Bacterial secretion chaperones: the mycobacterial type VII case

Abstract

Chaperones are central players in maintaining the proteostasis in all living cells. Besides highly conserved generic chaperones that assist protein folding and assembly in the cytosol, additional more specific chaperones have evolved to ensure the successful trafficking of proteins with extra-cytoplasmic locations. Associated with the distinctive secretion systems present in bacteria, different dedicated chaperones have been described that not only keep secretory proteins in a translocation competent state, but often are also involved in substrate targeting to the specific translocation channel. Recently, a new class of such chaperones has been identified that are involved in the specific recognition of substrates transported via the type VII secretion pathway in mycobacteria.
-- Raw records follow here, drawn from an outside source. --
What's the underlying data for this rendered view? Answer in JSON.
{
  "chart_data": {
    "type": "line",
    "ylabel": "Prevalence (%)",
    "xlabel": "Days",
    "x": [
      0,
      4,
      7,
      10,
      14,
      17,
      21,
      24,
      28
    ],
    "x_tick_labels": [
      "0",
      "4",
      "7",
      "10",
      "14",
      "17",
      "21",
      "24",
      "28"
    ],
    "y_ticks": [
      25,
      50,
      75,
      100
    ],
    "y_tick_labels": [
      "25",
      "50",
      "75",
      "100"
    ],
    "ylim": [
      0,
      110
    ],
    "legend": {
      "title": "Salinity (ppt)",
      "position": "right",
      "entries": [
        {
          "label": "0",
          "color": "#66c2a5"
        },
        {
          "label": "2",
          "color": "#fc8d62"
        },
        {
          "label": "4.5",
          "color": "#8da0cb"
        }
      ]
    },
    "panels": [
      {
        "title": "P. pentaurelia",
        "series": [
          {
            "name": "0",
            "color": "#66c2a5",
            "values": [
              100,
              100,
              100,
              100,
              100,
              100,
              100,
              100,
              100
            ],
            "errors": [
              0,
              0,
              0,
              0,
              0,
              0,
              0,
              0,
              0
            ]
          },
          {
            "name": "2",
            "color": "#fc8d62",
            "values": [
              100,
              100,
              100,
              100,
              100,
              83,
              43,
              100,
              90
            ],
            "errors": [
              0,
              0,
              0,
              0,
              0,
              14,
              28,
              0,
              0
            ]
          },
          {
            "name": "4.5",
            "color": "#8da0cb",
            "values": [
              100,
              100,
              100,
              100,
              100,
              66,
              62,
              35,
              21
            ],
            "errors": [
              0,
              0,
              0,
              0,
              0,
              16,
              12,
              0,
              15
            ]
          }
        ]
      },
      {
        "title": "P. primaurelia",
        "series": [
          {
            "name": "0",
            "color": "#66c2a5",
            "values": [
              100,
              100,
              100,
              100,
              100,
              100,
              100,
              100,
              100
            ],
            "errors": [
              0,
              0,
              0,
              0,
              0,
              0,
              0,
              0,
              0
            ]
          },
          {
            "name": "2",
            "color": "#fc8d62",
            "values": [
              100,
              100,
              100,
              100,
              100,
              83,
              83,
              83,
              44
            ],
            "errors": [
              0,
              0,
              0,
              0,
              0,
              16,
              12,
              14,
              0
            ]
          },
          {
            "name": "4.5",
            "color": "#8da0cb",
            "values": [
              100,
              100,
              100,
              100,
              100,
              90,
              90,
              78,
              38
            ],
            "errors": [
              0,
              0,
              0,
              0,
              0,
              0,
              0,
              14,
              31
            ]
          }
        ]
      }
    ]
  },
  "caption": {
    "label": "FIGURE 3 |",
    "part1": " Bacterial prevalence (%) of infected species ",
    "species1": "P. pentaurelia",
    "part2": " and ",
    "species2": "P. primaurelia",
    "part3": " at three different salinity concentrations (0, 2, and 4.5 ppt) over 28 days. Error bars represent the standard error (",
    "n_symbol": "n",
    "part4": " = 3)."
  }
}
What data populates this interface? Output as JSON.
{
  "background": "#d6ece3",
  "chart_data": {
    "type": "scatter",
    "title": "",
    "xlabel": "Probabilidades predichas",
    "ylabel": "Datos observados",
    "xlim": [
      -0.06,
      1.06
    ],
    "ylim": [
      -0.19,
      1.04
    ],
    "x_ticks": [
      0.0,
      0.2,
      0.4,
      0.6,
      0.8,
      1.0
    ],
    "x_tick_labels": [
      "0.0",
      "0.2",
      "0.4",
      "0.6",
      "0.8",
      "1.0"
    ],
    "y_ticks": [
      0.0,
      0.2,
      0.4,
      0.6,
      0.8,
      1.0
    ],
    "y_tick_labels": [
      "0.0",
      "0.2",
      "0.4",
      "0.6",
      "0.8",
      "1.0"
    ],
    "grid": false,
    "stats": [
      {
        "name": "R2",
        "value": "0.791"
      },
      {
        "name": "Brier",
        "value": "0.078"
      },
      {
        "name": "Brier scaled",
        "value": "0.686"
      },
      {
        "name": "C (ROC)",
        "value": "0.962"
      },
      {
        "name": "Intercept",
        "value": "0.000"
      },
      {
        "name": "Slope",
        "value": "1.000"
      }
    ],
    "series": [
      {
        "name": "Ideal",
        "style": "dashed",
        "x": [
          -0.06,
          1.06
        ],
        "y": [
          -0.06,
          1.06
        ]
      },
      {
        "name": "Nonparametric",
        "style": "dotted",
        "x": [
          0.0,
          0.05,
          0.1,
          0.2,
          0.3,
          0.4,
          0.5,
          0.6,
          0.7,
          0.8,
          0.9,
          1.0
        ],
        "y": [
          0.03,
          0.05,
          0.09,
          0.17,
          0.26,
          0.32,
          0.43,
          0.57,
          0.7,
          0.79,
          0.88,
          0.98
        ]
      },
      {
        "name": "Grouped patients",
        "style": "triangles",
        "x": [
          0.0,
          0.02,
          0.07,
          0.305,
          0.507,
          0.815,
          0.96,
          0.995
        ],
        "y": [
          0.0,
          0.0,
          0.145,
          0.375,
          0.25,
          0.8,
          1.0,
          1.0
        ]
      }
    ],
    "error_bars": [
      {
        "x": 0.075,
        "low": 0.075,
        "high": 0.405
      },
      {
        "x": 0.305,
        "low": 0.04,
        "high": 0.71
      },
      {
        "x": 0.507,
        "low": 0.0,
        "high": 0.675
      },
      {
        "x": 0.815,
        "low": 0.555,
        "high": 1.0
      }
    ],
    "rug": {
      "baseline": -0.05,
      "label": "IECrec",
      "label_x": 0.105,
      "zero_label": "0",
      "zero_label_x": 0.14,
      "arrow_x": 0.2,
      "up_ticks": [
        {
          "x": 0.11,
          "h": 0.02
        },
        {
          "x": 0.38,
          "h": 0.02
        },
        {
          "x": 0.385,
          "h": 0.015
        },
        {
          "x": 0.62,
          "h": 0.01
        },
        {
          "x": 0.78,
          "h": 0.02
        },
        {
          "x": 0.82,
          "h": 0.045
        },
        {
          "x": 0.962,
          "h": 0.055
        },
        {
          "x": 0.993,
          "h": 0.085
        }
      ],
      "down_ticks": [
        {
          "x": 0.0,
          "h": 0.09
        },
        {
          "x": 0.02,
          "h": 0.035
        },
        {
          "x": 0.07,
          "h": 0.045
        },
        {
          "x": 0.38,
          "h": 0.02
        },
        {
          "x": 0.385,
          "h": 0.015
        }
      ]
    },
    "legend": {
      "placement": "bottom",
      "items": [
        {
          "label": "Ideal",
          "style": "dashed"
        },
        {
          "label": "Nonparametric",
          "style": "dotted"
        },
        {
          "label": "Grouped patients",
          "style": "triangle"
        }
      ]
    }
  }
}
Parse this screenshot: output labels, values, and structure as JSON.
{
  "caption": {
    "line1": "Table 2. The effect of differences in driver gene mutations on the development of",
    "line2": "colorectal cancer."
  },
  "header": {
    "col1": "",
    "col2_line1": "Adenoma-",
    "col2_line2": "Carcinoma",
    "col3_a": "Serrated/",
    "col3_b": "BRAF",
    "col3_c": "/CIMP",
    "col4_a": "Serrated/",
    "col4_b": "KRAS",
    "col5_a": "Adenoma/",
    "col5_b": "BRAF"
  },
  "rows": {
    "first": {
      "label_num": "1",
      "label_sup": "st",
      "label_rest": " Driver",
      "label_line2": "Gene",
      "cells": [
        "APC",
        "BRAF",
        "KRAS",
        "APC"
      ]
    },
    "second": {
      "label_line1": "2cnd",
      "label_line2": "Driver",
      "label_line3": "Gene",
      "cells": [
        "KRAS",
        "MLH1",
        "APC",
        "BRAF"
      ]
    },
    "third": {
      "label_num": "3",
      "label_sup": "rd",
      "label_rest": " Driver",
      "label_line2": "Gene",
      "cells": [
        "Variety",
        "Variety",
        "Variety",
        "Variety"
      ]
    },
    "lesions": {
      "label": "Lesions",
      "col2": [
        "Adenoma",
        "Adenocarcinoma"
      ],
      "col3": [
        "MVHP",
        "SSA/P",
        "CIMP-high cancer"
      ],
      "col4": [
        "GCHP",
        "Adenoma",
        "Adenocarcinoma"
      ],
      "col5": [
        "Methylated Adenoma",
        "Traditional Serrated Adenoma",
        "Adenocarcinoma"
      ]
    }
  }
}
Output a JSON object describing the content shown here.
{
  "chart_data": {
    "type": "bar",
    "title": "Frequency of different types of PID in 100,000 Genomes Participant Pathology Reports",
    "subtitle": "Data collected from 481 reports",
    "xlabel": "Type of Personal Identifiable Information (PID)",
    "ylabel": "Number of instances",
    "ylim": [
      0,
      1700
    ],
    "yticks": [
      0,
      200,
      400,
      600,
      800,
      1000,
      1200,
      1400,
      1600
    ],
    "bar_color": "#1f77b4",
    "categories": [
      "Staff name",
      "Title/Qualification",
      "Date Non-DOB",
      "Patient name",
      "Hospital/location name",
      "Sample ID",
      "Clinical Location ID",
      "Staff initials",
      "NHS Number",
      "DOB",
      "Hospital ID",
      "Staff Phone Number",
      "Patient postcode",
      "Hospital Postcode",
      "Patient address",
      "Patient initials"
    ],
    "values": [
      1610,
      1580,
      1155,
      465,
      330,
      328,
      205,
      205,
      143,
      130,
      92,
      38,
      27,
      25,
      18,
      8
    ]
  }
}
In this minireview, we provide an overview of the different bacterial chaperones with a focus on their roles in protein secretion and will discuss in detail the roles of mycobacterial type VII secretion chaperones in substrate recognition and targeting.

Figure 1.

Crystal structures of representative T7S substrates showing conserved folds and the EspG binding site. Ribbon representations of EsxA/EsxB of M. tuberculosis (PDB 3FAV; Poulsen et al.2014), PE25-PPE41 in complex with their chaperone EspG₅ of M. tuberculosis (PDB 4KXR; Korotkova et al.2014), and EspB from Mycobacterium smegmatis (4WJ1; Solomonson et al.2015). Notably, the C-terminal 11, 12, 8, and 20 residues of EsxA, EsxB, PE25, and PPE41, respectively, and the N-terminal 6 amino acids of PE25 are disordered in the structures. The structure of EspB lacks a C-terminal domain of 233 residues. Secretion signal motifs YxxxD/E (Daleke et al.2012) are shown in red. N, N-terminus; C, C-terminus.

Figure 2.

Structures of (potential) T7S chaperones. Ribbon representations of the solved crystal structures of EspG₅ of M. tuberculosis (selected from PDB 4KXR; Korotkova et al.2014), EspG₃ of M. tuberculosis (4W4I; Ekiert and Cox 2014), and YbaB from H. influenzae (PDB 1J8B; Lim et al.2003), and predicted homologous models to YbaB of EspL (coverage of by 81% by residue 10-109; produced by SWISS-MODEL; Tian et al.2016), EspD (coverage of 38% by residue 65-134; produced by Phyre2) and EspH (coverage of 39% by residue 66-137; produced by Phyre2) of M. tuberculosis. Notably, although YbaB and EspL are able to form homodimers (Lim et al.; Tian et al.2016), this has not been observed for EspH (Phan, van Leeuwen et al., submitted). We therefore only show the monomeric structures for these proteins to emphasize the structural resemblance. N, N-terminus; C, C-terminus.

Figure 3.

Working model for substrate recognition and targeting in type VII secretion. The three T7S substrate families, the Esp, Esx, and PE/PPE proteins, are generally exported as heterodimers by the T7S secretion machinery. While dimerization occurs via a conserved four-helix bundle fold, Esp, and PE/PPE proteins additionally contain highly variable C-terminal domains. Substrate recognition occurs via a C-terminal secretion motif on one of the dimer subunits (indicated by a red box). The cytosolic component EspG specifically recognizes a conserved hydrophobic helical tip in PPE proteins and possibly mediates targeting of PE/PPE substrates to the cognate membrane channel. Esp substrates also require binding of dedicated chaperones, possibly to a similar helical tip structure, to prevent their premature self-assembly. While the core membrane channel consists of the conserved membrane components EccB, EccC, EccD, and EccE (Houben et al.; Beckham et al.2017), the fifth conserved membrane component, the protease MycP, while essential for secretion, is not an integral part of this complex (van Winden et al. 2016). The three nucleotide binding domains of EccC are likely involved in energizing translocation of substrates through this channel. In this model, the T7S membrane complex mediates transport only across the inner membrane, while a so far unidentified separate channel mediates translocation across the outer membrane. The observed interaction between the secretion signal of an Esx pair with EccC in vitro (Champion et al.; Rosenberg et al.2015) is indicated by an arrow. Arrows with question marks indicate the potential interactions between the different substrate families, of the other substrates with EccC and of the postulated specific interaction of PE/PPE pairs with the cytosolic ATPase EccA. IM, inner membrane; OM, mycobacterial outer membrane.